Celebrities Need To Stop Opening Restaurants

You can take on other types of vanity projects that'll do better, celebs.

As entertaining as the idea of celeb-owned restaurants might be, I'm of the opinion that they're pretty dumb. Listen. I know we all want to be the one buddy cool enough to have a place for friends and family to hang out, drink, and eat good food, but jeez, why do all celebrity vanity projects need to be restaurants? Might as well just give me the money.

Why celebrities should avoid opening restaurants

I get wanting to be known as a successful business owner and not just, say, an awesome actor, but opening up a restaurant is not the way to go.

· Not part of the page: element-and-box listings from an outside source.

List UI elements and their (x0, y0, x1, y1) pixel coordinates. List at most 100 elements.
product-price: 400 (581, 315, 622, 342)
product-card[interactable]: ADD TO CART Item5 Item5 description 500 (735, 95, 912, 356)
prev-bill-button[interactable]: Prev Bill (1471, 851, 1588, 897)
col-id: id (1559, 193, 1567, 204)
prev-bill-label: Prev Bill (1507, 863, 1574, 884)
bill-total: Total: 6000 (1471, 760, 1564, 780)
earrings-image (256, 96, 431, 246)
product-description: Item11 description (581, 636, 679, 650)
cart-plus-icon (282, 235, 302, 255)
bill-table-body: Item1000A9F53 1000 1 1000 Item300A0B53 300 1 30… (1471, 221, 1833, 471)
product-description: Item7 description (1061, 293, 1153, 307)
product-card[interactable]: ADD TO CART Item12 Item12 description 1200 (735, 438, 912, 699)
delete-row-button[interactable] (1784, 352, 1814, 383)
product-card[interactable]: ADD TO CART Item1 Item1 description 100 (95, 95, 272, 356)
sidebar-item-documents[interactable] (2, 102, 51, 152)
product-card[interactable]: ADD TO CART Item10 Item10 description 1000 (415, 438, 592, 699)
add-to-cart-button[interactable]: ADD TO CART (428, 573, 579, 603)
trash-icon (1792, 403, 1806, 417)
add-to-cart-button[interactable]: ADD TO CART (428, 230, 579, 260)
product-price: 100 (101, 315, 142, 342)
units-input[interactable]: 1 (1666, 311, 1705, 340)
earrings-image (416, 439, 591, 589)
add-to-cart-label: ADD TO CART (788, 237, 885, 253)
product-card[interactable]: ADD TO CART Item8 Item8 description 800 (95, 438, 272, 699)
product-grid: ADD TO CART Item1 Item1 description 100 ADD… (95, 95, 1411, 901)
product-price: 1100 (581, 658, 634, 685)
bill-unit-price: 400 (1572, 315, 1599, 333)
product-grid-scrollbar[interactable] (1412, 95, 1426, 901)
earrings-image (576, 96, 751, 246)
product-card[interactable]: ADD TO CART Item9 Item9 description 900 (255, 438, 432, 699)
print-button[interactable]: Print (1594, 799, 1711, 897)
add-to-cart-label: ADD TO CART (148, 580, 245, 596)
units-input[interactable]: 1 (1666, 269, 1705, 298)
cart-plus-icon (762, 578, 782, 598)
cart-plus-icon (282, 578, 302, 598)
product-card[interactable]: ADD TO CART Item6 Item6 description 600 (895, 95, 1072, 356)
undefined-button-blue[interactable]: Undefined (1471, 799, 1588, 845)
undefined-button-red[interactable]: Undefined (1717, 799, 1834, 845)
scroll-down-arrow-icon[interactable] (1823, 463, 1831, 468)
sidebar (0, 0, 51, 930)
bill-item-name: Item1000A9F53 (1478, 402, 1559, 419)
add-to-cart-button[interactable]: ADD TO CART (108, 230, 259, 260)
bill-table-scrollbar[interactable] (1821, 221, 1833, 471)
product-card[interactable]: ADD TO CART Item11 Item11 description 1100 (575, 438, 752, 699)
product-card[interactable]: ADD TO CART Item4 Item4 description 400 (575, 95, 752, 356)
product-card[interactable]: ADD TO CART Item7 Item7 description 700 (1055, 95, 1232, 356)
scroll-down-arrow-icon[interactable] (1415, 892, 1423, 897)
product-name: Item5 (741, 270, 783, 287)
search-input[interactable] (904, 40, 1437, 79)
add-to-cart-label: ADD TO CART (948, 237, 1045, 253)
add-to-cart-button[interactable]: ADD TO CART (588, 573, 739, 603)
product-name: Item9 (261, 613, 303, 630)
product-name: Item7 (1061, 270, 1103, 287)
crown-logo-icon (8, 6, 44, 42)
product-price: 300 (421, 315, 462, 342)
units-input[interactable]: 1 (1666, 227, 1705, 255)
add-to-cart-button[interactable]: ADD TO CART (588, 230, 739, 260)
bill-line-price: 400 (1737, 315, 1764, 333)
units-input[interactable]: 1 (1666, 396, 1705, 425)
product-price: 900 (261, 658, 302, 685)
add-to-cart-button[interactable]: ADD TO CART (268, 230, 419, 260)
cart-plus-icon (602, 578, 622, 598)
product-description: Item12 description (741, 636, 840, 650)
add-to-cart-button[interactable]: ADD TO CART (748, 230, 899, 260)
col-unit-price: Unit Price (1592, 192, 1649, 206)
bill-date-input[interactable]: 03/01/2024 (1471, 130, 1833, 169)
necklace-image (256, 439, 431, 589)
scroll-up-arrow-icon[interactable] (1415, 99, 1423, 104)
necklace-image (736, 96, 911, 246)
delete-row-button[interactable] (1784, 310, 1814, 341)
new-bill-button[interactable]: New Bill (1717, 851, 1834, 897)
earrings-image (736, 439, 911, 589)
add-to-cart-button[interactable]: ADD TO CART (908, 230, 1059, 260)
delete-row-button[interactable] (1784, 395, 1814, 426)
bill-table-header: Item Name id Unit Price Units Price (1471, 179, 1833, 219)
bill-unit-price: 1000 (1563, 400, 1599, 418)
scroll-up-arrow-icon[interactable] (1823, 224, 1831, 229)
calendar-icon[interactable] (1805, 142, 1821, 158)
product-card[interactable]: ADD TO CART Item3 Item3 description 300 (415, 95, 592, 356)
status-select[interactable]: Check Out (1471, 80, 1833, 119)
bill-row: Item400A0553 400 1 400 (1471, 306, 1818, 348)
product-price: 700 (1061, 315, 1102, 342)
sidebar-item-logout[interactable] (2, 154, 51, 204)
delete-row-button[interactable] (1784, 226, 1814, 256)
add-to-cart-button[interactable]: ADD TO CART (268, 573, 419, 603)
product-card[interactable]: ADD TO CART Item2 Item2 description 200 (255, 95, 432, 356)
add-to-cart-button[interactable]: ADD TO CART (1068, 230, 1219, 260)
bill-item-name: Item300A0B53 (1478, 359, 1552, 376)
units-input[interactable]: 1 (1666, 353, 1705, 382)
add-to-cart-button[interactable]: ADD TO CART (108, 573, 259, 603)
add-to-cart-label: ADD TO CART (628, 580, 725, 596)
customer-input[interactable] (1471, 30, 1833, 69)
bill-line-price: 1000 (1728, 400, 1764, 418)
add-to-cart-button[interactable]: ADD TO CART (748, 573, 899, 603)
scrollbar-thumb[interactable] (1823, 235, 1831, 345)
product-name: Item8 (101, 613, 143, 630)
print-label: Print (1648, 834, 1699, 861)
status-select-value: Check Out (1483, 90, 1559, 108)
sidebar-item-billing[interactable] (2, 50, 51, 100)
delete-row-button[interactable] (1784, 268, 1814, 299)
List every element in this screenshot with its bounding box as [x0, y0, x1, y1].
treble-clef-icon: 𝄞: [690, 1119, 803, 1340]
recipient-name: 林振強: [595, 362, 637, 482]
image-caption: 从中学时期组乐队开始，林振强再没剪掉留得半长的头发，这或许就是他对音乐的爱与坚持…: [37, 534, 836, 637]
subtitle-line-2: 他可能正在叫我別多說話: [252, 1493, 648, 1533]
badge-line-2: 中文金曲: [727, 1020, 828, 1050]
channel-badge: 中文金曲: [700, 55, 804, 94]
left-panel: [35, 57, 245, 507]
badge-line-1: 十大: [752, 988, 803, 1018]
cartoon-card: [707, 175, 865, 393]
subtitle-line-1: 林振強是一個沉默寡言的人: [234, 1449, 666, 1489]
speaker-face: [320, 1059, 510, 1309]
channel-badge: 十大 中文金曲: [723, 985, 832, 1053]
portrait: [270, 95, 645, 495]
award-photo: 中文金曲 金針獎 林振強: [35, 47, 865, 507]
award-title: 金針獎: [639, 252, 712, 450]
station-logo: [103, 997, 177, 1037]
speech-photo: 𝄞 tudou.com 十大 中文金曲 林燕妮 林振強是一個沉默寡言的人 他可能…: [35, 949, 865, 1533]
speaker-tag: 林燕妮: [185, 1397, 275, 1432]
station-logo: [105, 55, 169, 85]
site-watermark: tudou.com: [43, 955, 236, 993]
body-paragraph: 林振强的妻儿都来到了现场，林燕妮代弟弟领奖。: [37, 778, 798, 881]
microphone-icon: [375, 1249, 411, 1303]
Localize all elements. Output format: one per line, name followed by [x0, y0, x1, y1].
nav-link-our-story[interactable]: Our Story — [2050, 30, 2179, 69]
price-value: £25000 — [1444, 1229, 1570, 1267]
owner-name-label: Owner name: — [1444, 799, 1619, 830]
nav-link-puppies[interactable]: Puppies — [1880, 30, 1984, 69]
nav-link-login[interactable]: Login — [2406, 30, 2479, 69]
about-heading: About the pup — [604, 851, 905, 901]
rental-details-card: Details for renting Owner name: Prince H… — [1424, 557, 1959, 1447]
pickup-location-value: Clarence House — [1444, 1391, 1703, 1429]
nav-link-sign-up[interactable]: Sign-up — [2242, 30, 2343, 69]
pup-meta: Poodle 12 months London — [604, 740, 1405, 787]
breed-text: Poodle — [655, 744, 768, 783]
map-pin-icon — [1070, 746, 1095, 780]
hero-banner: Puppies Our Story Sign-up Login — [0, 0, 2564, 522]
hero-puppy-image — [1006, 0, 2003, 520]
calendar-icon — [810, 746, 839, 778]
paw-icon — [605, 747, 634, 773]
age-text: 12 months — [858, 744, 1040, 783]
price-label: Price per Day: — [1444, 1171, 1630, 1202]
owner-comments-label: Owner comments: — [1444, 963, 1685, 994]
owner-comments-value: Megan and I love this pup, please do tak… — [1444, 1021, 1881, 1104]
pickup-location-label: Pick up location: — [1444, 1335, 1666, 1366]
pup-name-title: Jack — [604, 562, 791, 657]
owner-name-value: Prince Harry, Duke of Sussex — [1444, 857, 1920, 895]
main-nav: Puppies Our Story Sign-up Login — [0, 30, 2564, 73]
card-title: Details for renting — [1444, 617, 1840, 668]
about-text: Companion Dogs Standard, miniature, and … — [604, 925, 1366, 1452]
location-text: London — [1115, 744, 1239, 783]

First off, restaurant failure rates are high enough that you stand a pretty good chance of flopping within your first year. A piece by Toast (a restaurant point-of-sale service company), suggests that restaurant failure rates hover around 30% during their first year of operation.


It's already hard enough if your restaurant fails, but imagine being someone famous whose new business venture took a massive shit. The humiliation would sting pretty badly, considering your reputation as a celebrity is already in the public eye. That can't be fun, no matter who you are.

The many celebrity restaurants that failed

Mashed has a list of failed celebrity restaurants, and wow, there's some doozies in there. How did I not know that Steven Spielberg had a nautical-themed restaurant called Dive! that specialized in submarine sandwiches (I can't even make this up)? It was originally started in Los Angeles in 1994, and it closed its doors in 1999. (A Las Vegas outpost, the only other one, closed in the early 2000s.)


Eva Longoria had a few spots that flopped, Justin Timberlake didn't fare so well, and even J-Lo had one that croaked too (though that took a slow six years). I remember when Pete Wentz from Fall Out Boy had a bar here in Chicago called Angels and Kings, which I always thought was sort of hilarious. (Its New York location was shut down due to underage drinking, reported NBC4 back in 2009.)

I do grudgingly admit that on certain occasions, celebrities jumping in on rare occasions to save a business is pretty okay, like when Trey Parker and Matt Stone purchased Casa Bonita. And if you want to collab with a restaurant, that's cool too. (Celeb chefs get an exception mostly because it's job-related.)


So if you're a celebrity, might I suggest you sell weird dumb shit like Gwyneth Paltrow instead? NBA star Jimmy Butler's coffee gig is still going strong. Just, whatever you do, don't go into the restaurant business. For your sake and ours, leave it to the professionals.